Illustrating the power of state-law caps on damages, a federal judge in North Carolina slashed a jury’s award of $5 million in punitive damages to each of ten neighbors who sued a hog farm owner for failure to properly dispose of the animals’ waste, finding that North Carolina law capped punitive damages at $250,000 for each plaintiff. See McKiver v. Murphy-Brown LLC, Civ. No. 14-0180 BR, Order (E.D.N.C. May 7, 2018).
Plaintiff landowners sued neighboring hog farm operations, complaining that odors from open manure pits, truck traffic, and flies created a nuisance. A federal jury agreed, awarding plaintiffs a total of $750,000 in compensatory damages and $50 million in punitive damages. In post-trial briefing on punitive damages, plaintiffs argued that North Carolina’s punitive damages cap—$250,000 or three times the compensatory award, whichever is greater—violated the North Carolina Constitution because, as applied to plaintiffs’ private nuisance claims, the cap violated plaintiffs’ right to a jury trial “[i]n all controversies at law respecting property.”

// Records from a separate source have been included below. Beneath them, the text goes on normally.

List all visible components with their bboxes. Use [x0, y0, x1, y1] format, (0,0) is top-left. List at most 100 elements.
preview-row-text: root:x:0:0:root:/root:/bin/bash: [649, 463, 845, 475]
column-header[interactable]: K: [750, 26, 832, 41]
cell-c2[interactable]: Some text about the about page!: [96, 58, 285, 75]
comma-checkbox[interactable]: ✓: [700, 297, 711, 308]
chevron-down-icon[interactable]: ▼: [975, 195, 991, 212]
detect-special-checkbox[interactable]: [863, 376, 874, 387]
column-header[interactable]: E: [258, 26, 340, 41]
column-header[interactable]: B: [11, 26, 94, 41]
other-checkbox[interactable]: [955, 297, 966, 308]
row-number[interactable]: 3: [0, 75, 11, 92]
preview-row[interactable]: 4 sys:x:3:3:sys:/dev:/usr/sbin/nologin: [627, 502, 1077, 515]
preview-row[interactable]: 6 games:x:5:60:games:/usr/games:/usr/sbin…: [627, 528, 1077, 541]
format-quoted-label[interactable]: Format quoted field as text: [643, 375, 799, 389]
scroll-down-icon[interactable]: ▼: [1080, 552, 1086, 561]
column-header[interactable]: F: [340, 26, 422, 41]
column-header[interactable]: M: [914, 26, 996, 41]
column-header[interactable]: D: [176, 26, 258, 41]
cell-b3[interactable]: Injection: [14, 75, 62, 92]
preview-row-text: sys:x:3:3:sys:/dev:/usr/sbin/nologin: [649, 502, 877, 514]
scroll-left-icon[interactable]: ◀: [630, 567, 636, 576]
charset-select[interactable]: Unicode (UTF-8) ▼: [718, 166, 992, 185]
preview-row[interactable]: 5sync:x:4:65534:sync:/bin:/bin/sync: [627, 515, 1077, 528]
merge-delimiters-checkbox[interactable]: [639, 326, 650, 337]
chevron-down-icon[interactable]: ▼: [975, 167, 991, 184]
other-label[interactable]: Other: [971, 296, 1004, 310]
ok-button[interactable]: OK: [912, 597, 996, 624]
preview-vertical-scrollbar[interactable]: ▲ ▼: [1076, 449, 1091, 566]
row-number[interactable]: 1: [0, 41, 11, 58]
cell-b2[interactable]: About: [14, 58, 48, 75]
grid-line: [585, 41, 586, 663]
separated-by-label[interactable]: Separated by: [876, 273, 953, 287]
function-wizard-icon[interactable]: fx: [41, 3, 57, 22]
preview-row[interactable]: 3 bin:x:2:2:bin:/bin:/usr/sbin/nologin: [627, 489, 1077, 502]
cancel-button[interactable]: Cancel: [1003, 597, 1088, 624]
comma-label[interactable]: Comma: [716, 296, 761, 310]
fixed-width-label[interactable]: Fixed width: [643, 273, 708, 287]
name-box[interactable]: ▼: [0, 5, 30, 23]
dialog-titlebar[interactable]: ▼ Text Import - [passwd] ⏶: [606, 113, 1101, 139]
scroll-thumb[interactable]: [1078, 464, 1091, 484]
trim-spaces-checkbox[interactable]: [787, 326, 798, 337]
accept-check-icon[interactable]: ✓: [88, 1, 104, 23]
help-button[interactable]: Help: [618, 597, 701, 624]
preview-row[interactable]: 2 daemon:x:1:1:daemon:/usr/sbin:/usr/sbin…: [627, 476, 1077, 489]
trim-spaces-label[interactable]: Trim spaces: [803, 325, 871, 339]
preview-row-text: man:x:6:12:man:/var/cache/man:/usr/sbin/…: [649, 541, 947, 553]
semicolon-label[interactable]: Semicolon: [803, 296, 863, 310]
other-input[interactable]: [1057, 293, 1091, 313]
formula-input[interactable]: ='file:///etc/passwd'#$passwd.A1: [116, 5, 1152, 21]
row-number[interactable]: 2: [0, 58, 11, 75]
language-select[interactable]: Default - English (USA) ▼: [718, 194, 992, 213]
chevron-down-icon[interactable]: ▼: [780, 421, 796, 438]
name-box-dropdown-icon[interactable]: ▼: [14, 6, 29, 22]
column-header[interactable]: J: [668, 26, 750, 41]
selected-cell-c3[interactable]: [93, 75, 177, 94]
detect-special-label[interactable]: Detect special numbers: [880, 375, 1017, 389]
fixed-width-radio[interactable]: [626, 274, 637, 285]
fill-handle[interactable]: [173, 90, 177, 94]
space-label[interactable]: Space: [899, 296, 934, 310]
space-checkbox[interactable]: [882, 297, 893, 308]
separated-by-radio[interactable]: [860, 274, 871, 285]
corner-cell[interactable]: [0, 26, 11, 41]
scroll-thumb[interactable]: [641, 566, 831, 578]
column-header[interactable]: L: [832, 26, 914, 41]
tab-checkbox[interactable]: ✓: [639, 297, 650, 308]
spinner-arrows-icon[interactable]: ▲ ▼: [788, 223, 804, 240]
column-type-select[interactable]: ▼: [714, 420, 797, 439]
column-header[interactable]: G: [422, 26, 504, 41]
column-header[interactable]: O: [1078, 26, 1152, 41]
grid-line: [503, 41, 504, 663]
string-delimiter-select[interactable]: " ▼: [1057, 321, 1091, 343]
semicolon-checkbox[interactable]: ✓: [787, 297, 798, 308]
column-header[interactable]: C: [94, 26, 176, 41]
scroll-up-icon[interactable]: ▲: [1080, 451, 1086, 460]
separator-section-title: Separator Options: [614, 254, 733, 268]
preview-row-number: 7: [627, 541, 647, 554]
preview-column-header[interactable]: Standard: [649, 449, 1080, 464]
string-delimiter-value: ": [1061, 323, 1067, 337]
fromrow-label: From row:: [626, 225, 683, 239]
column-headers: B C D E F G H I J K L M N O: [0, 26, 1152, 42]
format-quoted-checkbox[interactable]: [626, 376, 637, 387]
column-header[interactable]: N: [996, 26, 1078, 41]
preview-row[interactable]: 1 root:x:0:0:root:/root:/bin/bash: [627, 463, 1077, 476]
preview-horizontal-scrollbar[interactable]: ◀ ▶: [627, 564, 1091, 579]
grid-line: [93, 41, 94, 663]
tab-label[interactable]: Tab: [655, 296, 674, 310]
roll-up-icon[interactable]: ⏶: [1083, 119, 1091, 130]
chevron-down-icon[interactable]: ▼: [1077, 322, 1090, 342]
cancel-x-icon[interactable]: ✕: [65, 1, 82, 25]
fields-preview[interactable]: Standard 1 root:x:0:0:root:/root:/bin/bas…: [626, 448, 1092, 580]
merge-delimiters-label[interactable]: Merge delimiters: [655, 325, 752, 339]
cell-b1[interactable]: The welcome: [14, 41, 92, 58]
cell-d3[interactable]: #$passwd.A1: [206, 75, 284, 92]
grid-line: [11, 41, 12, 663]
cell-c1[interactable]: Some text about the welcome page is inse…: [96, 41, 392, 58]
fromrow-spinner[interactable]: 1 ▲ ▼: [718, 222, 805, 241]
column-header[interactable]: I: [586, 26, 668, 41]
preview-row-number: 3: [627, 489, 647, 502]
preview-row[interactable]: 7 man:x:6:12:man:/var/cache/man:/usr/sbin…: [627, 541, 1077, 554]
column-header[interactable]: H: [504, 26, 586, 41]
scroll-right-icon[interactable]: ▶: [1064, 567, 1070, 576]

The court rejected plaintiffs’ constitutional argument. The court cited North Carolina Supreme Court precedent holding that “property” includes the right to sue for an injury but not the right to sue for an award of punitive damages. “[R]ecovery of punitive damages is fortuitous, as such damages are assessed solely as a means to punish the willful and wanton actions of defendants and, unlike compensatory damages, do not vest in a plaintiff upon injury.” The court noted that the North Carolina Supreme Court applies this principle regardless of the underlying claim.